One of my ceiling fans takes three small bulbs. For years I’ve used those small candle-shaped incandescent bulbs. Looking for more light I purchased and installed three LED bulbs. Turn them on and all is fine. This where it really gets weird. Turn switch off and 2 go out, but the third still glows a bit. If I unscrew it one of the others goes on. Working on a tip, I replaced one of the LED bulbs with an incandescent. Now they all turn completely off.

Anyone have any idea what’s going on?

Is it using one of those illuminated, glow-in-the-dark switches?

Often those contain a small LED or neon bulb within the switch itself, which is lit by allowing a small leakage current even when the switch is ‘off’ – enough to light up the switch handle, but not to light up the incandescent bulbe. But some new LED or CFL bulbs are so sensitive that they begin to light up on that low leakage current.

What is controlling the light fixture? Simple wall switch? Wall dimmer? Chain hanging from fan? Wireless remote?

I’m guessing you nailed it. :slight_smile:

W/regard to the switch, it’s a remote. No wall switch. Does a wireless remote allow for leakage?

PS: I understand how leakage could be an issue. However, two questions remain:

  1. Why would only one LED glow, and

  2. Why, when one of the three is replaced with an incandescent, neither of the LEDs glow?

Check if you bought non- dimable variety of LEDS - they usually have this problem. Just buy the dimable ones and your problem will most likely be solved (same thing happened to me)

  1. It’s the first one in the circuit and uses all the available electricity itself.

  2. Incandescent bulbs use a lot electricity to glow. That’s why you never saw them glowing. Like answer #1, it uses up all the available electricity.

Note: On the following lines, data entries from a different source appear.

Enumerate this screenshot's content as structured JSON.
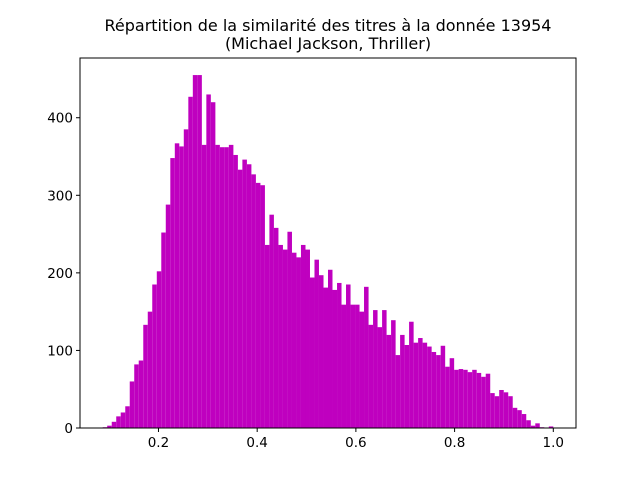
{
  "chart_data": {
    "type": "histogram",
    "title": "Répartition de la similarité des titres à la donnée 13954",
    "subtitle": "(Michael Jackson, Thriller)",
    "color": "#bf00bf",
    "bins": [
      0.087,
      0.0961,
      0.1053,
      0.1144,
      0.1235,
      0.1327,
      0.1418,
      0.1509,
      0.16,
      0.1692,
      0.1783,
      0.1874,
      0.1966,
      0.2057,
      0.2148,
      0.224,
      0.2331,
      0.2422,
      0.2513,
      0.2605,
      0.2696,
      0.2787,
      0.2879,
      0.297,
      0.3061,
      0.3153,
      0.3244,
      0.3335,
      0.3426,
      0.3518,
      0.3609,
      0.37,
      0.3792,
      0.3883,
      0.3974,
      0.4066,
      0.4157,
      0.4248,
      0.4339,
      0.4431,
      0.4522,
      0.4613,
      0.4705,
      0.4796,
      0.4887,
      0.4979,
      0.507,
      0.5161,
      0.5252,
      0.5344,
      0.5435,
      0.5526,
      0.5618,
      0.5709,
      0.58,
      0.5892,
      0.5983,
      0.6074,
      0.6165,
      0.6257,
      0.6348,
      0.6439,
      0.6531,
      0.6622,
      0.6713,
      0.6805,
      0.6896,
      0.6987,
      0.7078,
      0.717,
      0.7261,
      0.7352,
      0.7444,
      0.7535,
      0.7626,
      0.7718,
      0.7809,
      0.79,
      0.7991,
      0.8083,
      0.8174,
      0.8265,
      0.8357,
      0.8448,
      0.8539,
      0.8631,
      0.8722,
      0.8813,
      0.8904,
      0.8996,
      0.9087,
      0.9178,
      0.927,
      0.9361,
      0.9452,
      0.9544,
      0.9635,
      0.9726,
      0.9817,
      0.9909,
      1.0
    ],
    "values": [
      1,
      3,
      8,
      15,
      20,
      28,
      60,
      82,
      87,
      133,
      150,
      185,
      202,
      252,
      288,
      348,
      367,
      363,
      385,
      427,
      455,
      455,
      365,
      430,
      420,
      365,
      362,
      362,
      365,
      352,
      333,
      346,
      340,
      327,
      316,
      313,
      236,
      275,
      258,
      236,
      230,
      253,
      226,
      220,
      236,
      230,
      194,
      217,
      197,
      181,
      204,
      178,
      187,
      159,
      185,
      159,
      159,
      150,
      182,
      133,
      152,
      130,
      152,
      120,
      139,
      94,
      120,
      107,
      137,
      110,
      116,
      110,
      105,
      98,
      94,
      106,
      79,
      90,
      75,
      76,
      75,
      72,
      75,
      71,
      66,
      70,
      45,
      41,
      49,
      46,
      41,
      26,
      23,
      18,
      10,
      3,
      6,
      1,
      0,
      2
    ],
    "xlim": [
      0.041,
      1.046
    ],
    "ylim": [
      0,
      477
    ],
    "xticks": [
      0.2,
      0.4,
      0.6,
      0.8,
      {
        "value": 1,
        "label": "1.0"
      }
    ],
    "yticks": [
      0,
      100,
      200,
      300,
      400
    ]
  }
}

And a remote also needs electricity to work. The receiver on the ceiling fan requires some electricity to be on at all time.

So it’s a remote?

I am guessing the switch inside the fixture is not a mechanical relay but a solid state relay or solid state switch. In either case the switching element (e.g. triac, pair of SCRs, pair of MOSFETS) is never really “off”; it is high resistance when your turn off the lights. The voltage across each bulb is determined by a voltage divider comprised of the resistance of the switching element and the load resistance (i.e. the resistance of the three bulbs in parallel).

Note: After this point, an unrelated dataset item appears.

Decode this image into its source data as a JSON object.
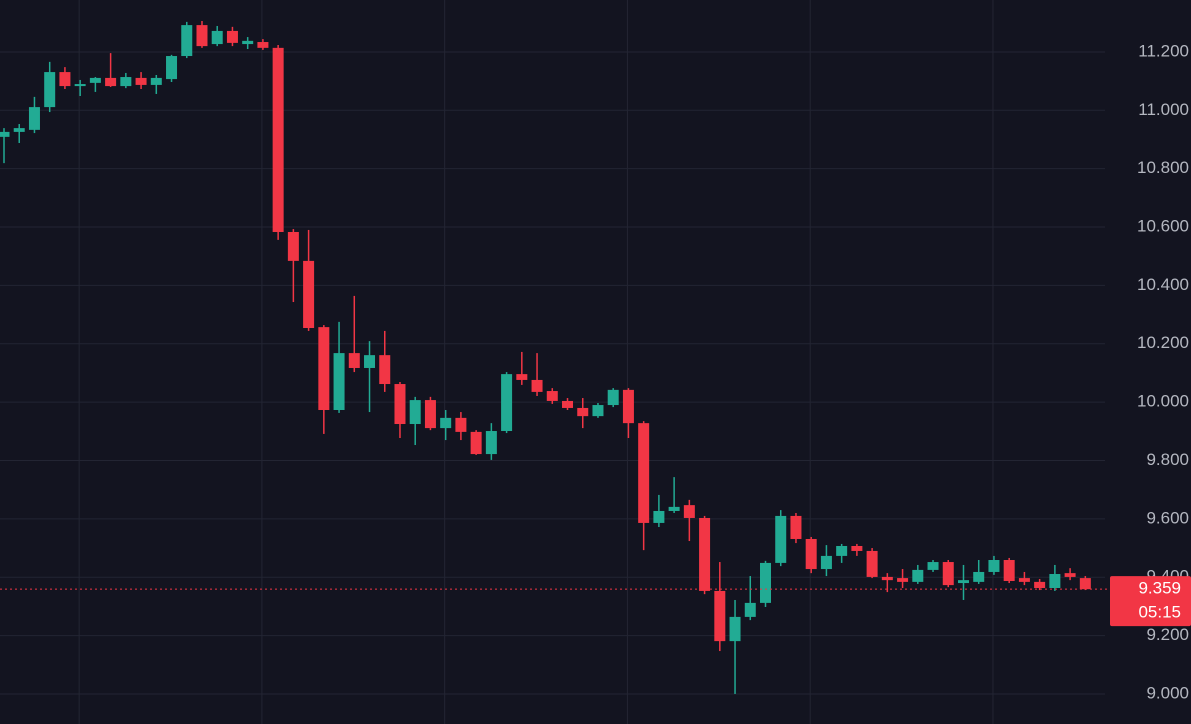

If each bulb is incandescent, the load resistance is very low, and the voltage across each bulb will be very low. You will not see them glow.

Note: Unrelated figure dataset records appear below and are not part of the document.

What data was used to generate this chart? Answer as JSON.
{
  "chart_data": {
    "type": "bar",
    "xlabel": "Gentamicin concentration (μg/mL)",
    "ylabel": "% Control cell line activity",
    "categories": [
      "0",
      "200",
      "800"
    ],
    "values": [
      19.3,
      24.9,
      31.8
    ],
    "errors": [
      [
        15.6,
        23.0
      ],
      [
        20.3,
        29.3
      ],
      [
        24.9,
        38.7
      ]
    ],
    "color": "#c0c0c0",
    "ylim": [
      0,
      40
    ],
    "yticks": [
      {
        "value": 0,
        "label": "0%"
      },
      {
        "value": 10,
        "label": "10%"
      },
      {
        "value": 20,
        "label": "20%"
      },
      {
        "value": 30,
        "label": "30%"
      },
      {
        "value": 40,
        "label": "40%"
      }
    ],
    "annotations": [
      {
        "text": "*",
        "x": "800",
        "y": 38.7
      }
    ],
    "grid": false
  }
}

If one bulb is incandescent and the other two are LED, the load resistance is very low (it is “swamped out” by the one incandescent), and the voltage across each bulb will be very low. You will not see them glow.

If each bulb is LED, the load resistance is not low. I am not sure what it would be. But at low voltage levels, LED lights may have thousands of ohms (again, not sure). If all three LED lights were identical then each would glow dimly the same amount. In reality, though, they’re not identical. Which means the most sensitive or efficient light would glow the brightest.

And again, the above is just a guess based on the information thus provided.

What is the remote controlling? The fixture or the LED bulbs directly?

The remote is a simple “universal” unit. It controls the fan, the direction of the fan, the speed of the fan, the “down” light and the “up” light (if it had one). No dimming capability.

LEDs run on a trickle of current, which means you can’t use them with most timers, dimmers, illuminated wall switches or remote control fixtures. Nearly all of those have a small trickle of sensor or leakage current that will keep all or some bulbs powered enough to light.

(What irks me is that even the relay-type X-10 control modules have this leakage… why, I am not entirely sure.)

I made our dining room fixture work by using 4 LED bulbs and one incandescent. The indy pulls just enough current to shut down the others. It means the light draws somewhat more power than if it were all LED, but OTOH I didn’t have to replace an expensive remote dimmer with a doubly expensive, non-remote, LED-compatible one.